– Mamy wreszcie ustawę. Jest ona gotowa w sensie roboczym. Podkomisja przekazuje projekt dalej – powiedziała Iwona Śledzińska Katarasińska z Platformy Obywatelskiej, szefowa podkomisji, która zajmowała się prezydenckim projektem.
W podobnym duchu wypowiedział się wiceszef Ministerstwa Infrastruktury i Rozwoju Paweł Orłowski, który ocenił, że wypracowany w trakcie prac podkomisji projekt ustawy jest dobry i jego resort nie będzie zgłaszał dalszych poprawek. – Projekt jest bardzo potrzebny i bardzo korzystny, bo dziś wszyscy walczymy o estetyzację przestrzeni, a chaos reklamowy i dzikie reklamy tej estetyki nie polepszają. Ustawa daje samorządom bardzo twarde i jednoznaczne instrumenty, by o przestrzeń i krajobraz zadbać – zaznaczył.
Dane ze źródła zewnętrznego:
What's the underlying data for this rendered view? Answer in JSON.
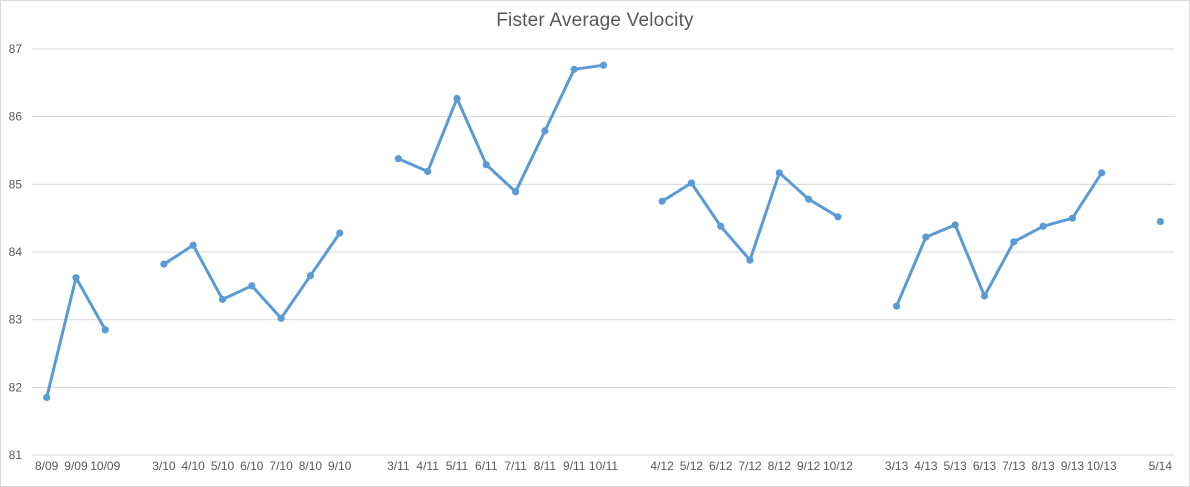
{
  "chart_data": {
    "type": "line",
    "title": "Fister Average Velocity",
    "xlabel": "",
    "ylabel": "",
    "ylim": [
      81,
      87
    ],
    "yticks": [
      81,
      82,
      83,
      84,
      85,
      86,
      87
    ],
    "grid": true,
    "legend": false,
    "line_color": "#5b9bd5",
    "marker_color": "#5b9bd5",
    "text_color": "#595959",
    "gridline_color": "#d9d9d9",
    "border_color": "#d9d9d9",
    "categories": [
      "8/09",
      "9/09",
      "10/09",
      "3/10",
      "4/10",
      "5/10",
      "6/10",
      "7/10",
      "8/10",
      "9/10",
      "3/11",
      "4/11",
      "5/11",
      "6/11",
      "7/11",
      "8/11",
      "9/11",
      "10/11",
      "4/12",
      "5/12",
      "6/12",
      "7/12",
      "8/12",
      "9/12",
      "10/12",
      "3/13",
      "4/13",
      "5/13",
      "6/13",
      "7/13",
      "8/13",
      "9/13",
      "10/13",
      "5/14"
    ],
    "values": [
      81.85,
      83.62,
      82.85,
      83.82,
      84.1,
      83.3,
      83.5,
      83.02,
      83.65,
      84.28,
      85.38,
      85.19,
      86.27,
      85.29,
      84.89,
      85.79,
      86.7,
      86.76,
      84.75,
      85.02,
      84.38,
      83.88,
      85.17,
      84.78,
      84.52,
      83.2,
      84.22,
      84.4,
      83.35,
      84.15,
      84.38,
      84.5,
      85.17,
      84.45
    ],
    "gap_after_categories": [
      "10/09",
      "9/10",
      "10/11",
      "10/12",
      "10/13"
    ]
  }
}
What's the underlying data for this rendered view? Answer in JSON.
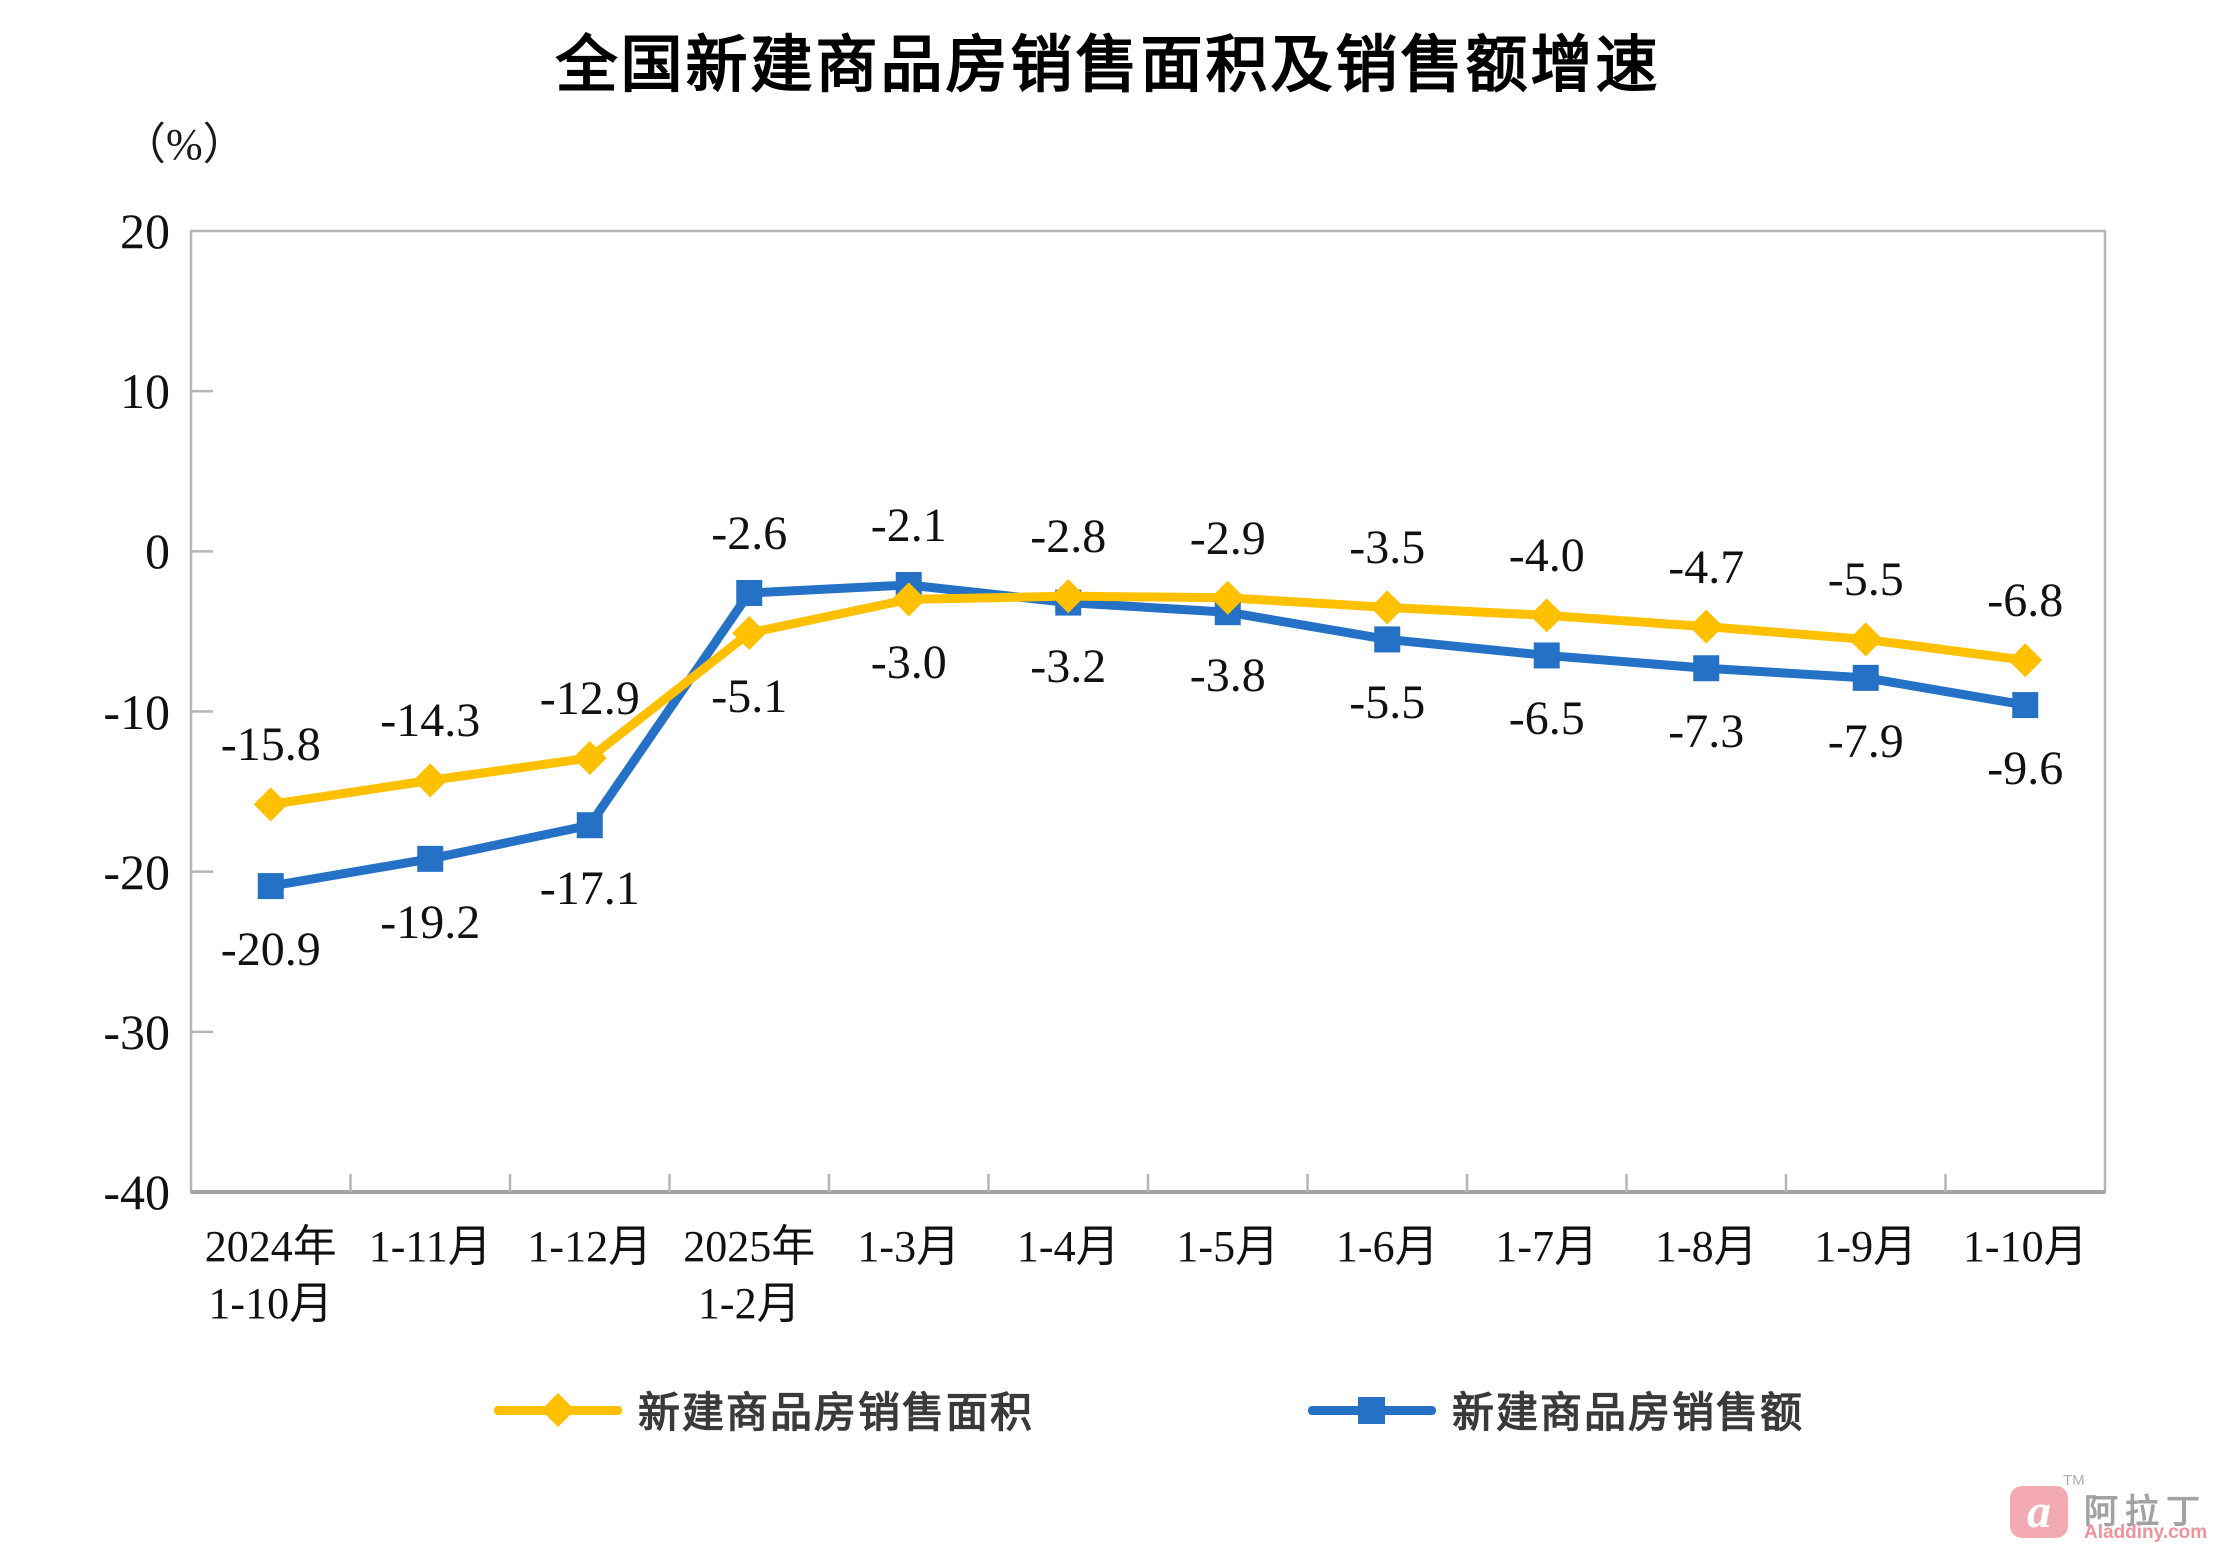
{
  "title": "全国新建商品房销售面积及销售额增速",
  "chart_data": {
    "type": "line",
    "categories": [
      "2024年\n1-10月",
      "1-11月",
      "1-12月",
      "2025年\n1-2月",
      "1-3月",
      "1-4月",
      "1-5月",
      "1-6月",
      "1-7月",
      "1-8月",
      "1-9月",
      "1-10月"
    ],
    "series": [
      {
        "name": "新建商品房销售面积",
        "color": "#FFC000",
        "marker": "diamond",
        "values": [
          -15.8,
          -14.3,
          -12.9,
          -5.1,
          -3.0,
          -2.8,
          -2.9,
          -3.5,
          -4.0,
          -4.7,
          -5.5,
          -6.8
        ]
      },
      {
        "name": "新建商品房销售额",
        "color": "#2471C5",
        "marker": "square",
        "values": [
          -20.9,
          -19.2,
          -17.1,
          -2.6,
          -2.1,
          -3.2,
          -3.8,
          -5.5,
          -6.5,
          -7.3,
          -7.9,
          -9.6
        ]
      }
    ],
    "title": "全国新建商品房销售面积及销售额增速",
    "ylabel": "（%）",
    "xlabel": "",
    "ylim": [
      -40,
      20
    ],
    "yticks": [
      20,
      10,
      0,
      -10,
      -20,
      -30,
      -40
    ],
    "grid": false,
    "data_labels": true,
    "legend_position": "bottom",
    "axis_color": "#b5b5b5",
    "label_color": "#111111"
  },
  "legend": {
    "items": [
      {
        "label": "新建商品房销售面积"
      },
      {
        "label": "新建商品房销售额"
      }
    ]
  },
  "watermark": {
    "logo_letter": "a",
    "tm": "TM",
    "name": "阿拉丁",
    "site": "Aladdiny.com"
  }
}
Propozycja prezydencka przewidywała wprowadzenie pojęcia “dominanty przestrzennej” do ustawy w celu zaostrzenia zasad lokalizacji np. elektrowni wiatrowych, wieżowców i innych obiektów, które można by uznać za takie dominanty. Takie „dominanty przestrzenne” według projektu prezydenta mogłyby powstawać tylko w oparciu o plany zagospodarowania przestrzennego, które byłyby przyjmowane przez gminy. Podkomisja nie poparła jednak tego rozwiązania, co będzie skutkowało nieograniczonymi możliwościami budowania takich obiektów. Na dalszym etapie prac nad ustawą będzie to jeszcze kwestia dalej rozpatrywana.
Warto nadmienić, że projekt tzw. ustawy krajobrazowej trafił do sejmu latem 2013 r. Ważnym aspektem projektu jest fakt, że nakłada on m.in. obowiązek sporządzania przez samorząd wojewódzki audytu krajobrazowego; mają być w nim zdefiniowane obszary krajobrazów priorytetowych. Dla tych obszarów sejmik województwa ma mieć możliwość ustalania norm prawnych dotyczących wysokości, kształtu budynków i ewentualnie stosowania materiałów miejscowych lub architektury. Projekt reguluje też: umieszczanie reklam w przestrzeni publicznej, weryfikacja istniejących parków krajobrazowych i innych stref dotąd chronionych. Samorządy otrzymają też szereg instrumentów prawnych w celu ochrony krajobrazu. Obecnie na terenach uznanych za obszary chronionego krajobrazu i parki krajobrazowe powstają farmy wiatrowe, kominy, silosy, maszty telefonii komórkowej i nie ma prawnych możliwości, aby temu zapobiegać. Na początku marca tekst wypracowanego projektu ustawy zostanie przedstawiony również organizacjom biorącym udział w konsultacjach społecznych.